Monday, 3 July 2023

that 'a person who has no diary is in a false position in the face of a diary' (an untrammelled expression of 'free speech' )

'29 IX 11     goethe’s diaries: a person who has no diary is in a false position in the face of a diary. when, for example, he reads in goethe’s diaries “11 I 1797     busy at home all day with various arrangements” it seems to him as if he himself had never done so little in a day...'

horsemouth has lifted this quote before (from franz kafka's diaries). as you know he's a big fan of diaries, journals, autobiographies etc.

horsemouth read it the other way "busy at home all day with various arrangements” just read like some empty flummery (which arrangements? what were you up to goethe? nothing, that's what). 

the diary makes it look like you have been busy when really you have just been sitting around. it causes you to look for the material to fill it -  in this case with goethe's flummery. later kafka is off with max brod to italy. then he's meeting with alfred kubin. then he's mentioning learning to swim. 

after kafka's death max brod will gather all this material up and, despite having been left strict instructions to burn it, save it for posterity, ensuring that progressively more and more of it is published. mining kakfa's notebooks for aphorisms.

but it is a distraction from the true nature of kafka's real work. we wish to humanise him with biographical accretions.  here we can even see kafka's handwriting (like the holy relic it is). 

iris murdoch hand writes her manuscripts - a worrying thing for the publisher because only one copy can exist. she cites the ability to move back and fore between the pages as the major advantage of doing it this way, that and the ability to make changes and corrections. 

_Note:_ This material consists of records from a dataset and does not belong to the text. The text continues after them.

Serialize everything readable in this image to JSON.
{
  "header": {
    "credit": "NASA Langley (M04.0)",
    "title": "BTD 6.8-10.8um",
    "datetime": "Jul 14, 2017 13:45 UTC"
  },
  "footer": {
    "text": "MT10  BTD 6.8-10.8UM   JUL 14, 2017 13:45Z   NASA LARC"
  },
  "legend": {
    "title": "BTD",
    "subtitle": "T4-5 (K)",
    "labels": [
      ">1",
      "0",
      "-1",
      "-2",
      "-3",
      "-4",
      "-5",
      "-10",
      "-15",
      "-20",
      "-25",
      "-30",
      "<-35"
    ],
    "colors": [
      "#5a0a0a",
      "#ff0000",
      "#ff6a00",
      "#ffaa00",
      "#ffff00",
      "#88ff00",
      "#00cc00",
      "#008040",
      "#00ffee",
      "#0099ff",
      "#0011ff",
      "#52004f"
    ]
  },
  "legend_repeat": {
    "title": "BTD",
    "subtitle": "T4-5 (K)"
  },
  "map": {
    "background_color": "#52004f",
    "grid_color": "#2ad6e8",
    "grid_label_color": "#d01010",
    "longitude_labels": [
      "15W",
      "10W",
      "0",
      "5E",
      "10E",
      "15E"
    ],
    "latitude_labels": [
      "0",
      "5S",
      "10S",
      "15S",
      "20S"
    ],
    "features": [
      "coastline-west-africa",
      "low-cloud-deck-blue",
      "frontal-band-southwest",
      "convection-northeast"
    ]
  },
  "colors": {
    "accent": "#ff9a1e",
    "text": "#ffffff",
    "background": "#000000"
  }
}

at the end of the interview she is tempted out onto the thin ice of discussing derrida, structuralism and deconstruction, 'linguistic determinism' as she sees it. she does a great job of marshalling the arguments but it is a piece of heavy lifting (not always assisted by the interviewer who wants to be entertaining and yet has asked her this). 

more moki and don cherry material has surfaced. a friend went to a gig at the ICA connected to the exhibit (and some of the banners were present and correct). 

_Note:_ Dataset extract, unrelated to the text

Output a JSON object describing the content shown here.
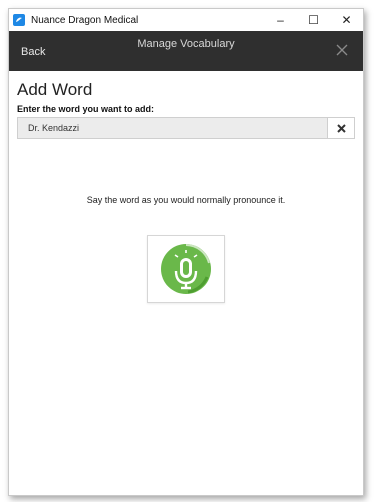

over at the leigh folk festival there is a scandal about a band having been 'cancelled' - first invited to play and then 'disinvited' by one of the stages. 

it is probably worth stressing the conditional and last minute nature of these decision with the list of bands playing only published close to the actual festival leaving little time to make a decision. it is a volunteer run festival, they can invite (or disinvite) who they like. nobody is obliged to go (unless you live in leigh). if people wish to boycott the leigh folk festival on account of this they are free to do so. 

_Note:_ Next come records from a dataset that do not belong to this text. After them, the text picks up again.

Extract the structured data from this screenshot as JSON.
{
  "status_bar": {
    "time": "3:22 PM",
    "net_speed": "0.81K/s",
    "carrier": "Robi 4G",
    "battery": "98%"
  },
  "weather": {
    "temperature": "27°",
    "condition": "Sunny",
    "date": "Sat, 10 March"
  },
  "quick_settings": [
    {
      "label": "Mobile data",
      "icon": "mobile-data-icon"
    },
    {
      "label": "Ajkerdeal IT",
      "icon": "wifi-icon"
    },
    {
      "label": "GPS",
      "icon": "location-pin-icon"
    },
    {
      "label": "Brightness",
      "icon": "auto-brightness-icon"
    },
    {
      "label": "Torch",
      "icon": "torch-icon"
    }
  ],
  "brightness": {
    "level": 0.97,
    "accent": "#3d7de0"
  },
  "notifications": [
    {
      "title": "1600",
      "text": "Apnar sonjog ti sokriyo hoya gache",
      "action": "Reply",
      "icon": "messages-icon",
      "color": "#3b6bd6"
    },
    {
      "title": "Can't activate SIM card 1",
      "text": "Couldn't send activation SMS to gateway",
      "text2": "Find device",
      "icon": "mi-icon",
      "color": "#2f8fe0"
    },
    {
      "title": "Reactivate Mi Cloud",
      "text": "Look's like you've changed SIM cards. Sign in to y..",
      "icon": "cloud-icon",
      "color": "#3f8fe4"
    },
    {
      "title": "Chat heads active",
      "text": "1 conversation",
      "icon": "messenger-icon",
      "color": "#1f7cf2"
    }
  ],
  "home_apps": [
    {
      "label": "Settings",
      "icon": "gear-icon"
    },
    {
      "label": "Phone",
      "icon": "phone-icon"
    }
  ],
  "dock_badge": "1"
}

to horsemouth art has different duties to politics but nonetheless there is, or can be, a distribution between the two. some bands are 'political', some are not. to horsemouth the political claims made for music act to the detriment of the power of the music itself, and yet the power of music itself to make a change is unclear, and the nature of the change offered is unclear. to communicate effectively  the message must be kept simple and clear. there is a requirement on people engaged in collaborative endeavours not to be a loose canon and involve fellow creatives in distracting rows about issues that are off-topic. there is a necessary degree of collaboration. 

it can be objected that this is self-censorship of a sort and not an untrammelled expression of 'free speech' (and so it is). 

look how horsemouth puts 'free speech' within quotation marks - almost like he doesn't believe it really exists. 

today a scan. wednesday a meeting about a scan. thursday back to the wen. friday a meeting about collaboration.